The film’s trifurcated structure is, like the rest of its formal messing about, just one more cheap attempt to lend this tale some vitality, but really the Russos are adrift. Is there a film to be made about aimless young American men and women seduced and abandoned by myth who wind up deposited in a stagnant economy that only exists to prop up the war that psychically terminated their spiritual and emotional lives? Of course there is. There’s a long line of filmmakers who’ve tried and failed to make exactly this movie (cf. Sam Mendes’ Jarhead for just one stupid example). But none of them can get past their dumb urges to pander to an audience’s expectations that the military be depicted as a cartoon only an idiot would be tantalized by, that drug addiction could only be a con foisted upon us by Big Pharma, and that the only way out of this spiral of crime and self-abuse is a stint in America’s secondary state — the carceral one. This is just a mere jumble of concepts one has read about in multiple Atlantic articles, dramatized for people who might run across it on a streaming service’s algorithm.  It’s Goodfellas without the seduction and only the scold.

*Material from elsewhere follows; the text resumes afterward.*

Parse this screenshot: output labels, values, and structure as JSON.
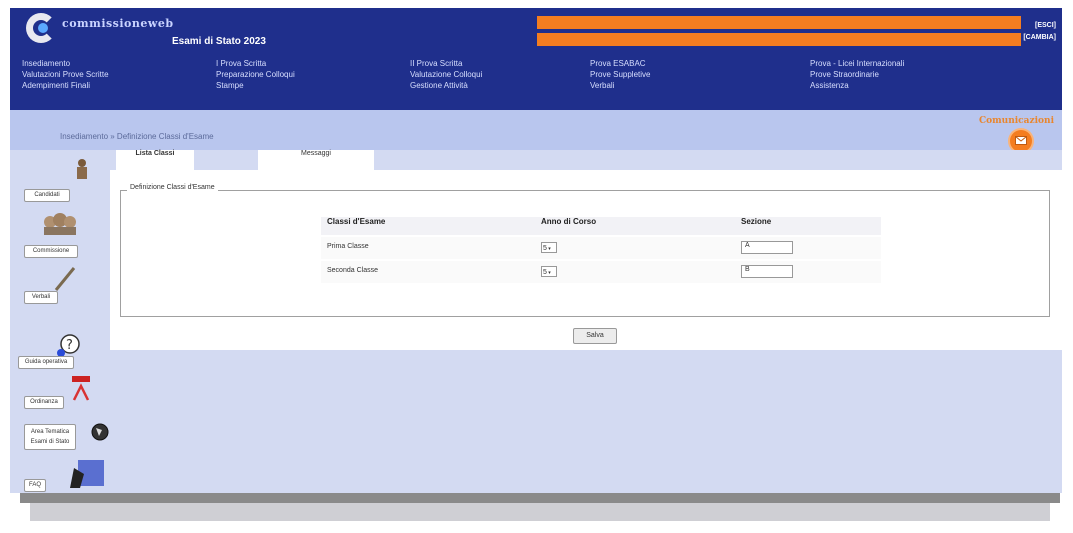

Baby-faced Holland, for his part, is perhaps the pluckiest kid on Earth, and absolutely cannot, for all his shouting and shaking, manage to convince anyone that he is forever haunted by the horrors of combat, heroin, or a bad breakup. Ms. Bravo has nothing to do except be pretty and follow the script into degradation and ultimate redemption; she has no interiority whatsoever. Nobody else has much to contribute except perhaps Jack Reynor, who provides a little bit of bro-posturing energy as a drug-dealer character ridiculously named “Pills and Coke,” as if this was a ripoff of a circa-1999 David Fincher movie. Cherry‘s a complete failure: of imagination, of technique, of performance, and, after coming in at a whopping 140 minutes, Spider-Man doesn’t even fight Thanos at the end.

You can catch Joe and Anthony Russo’s Cherry in theaters February 26 and streaming on Apple TV+ on March 12.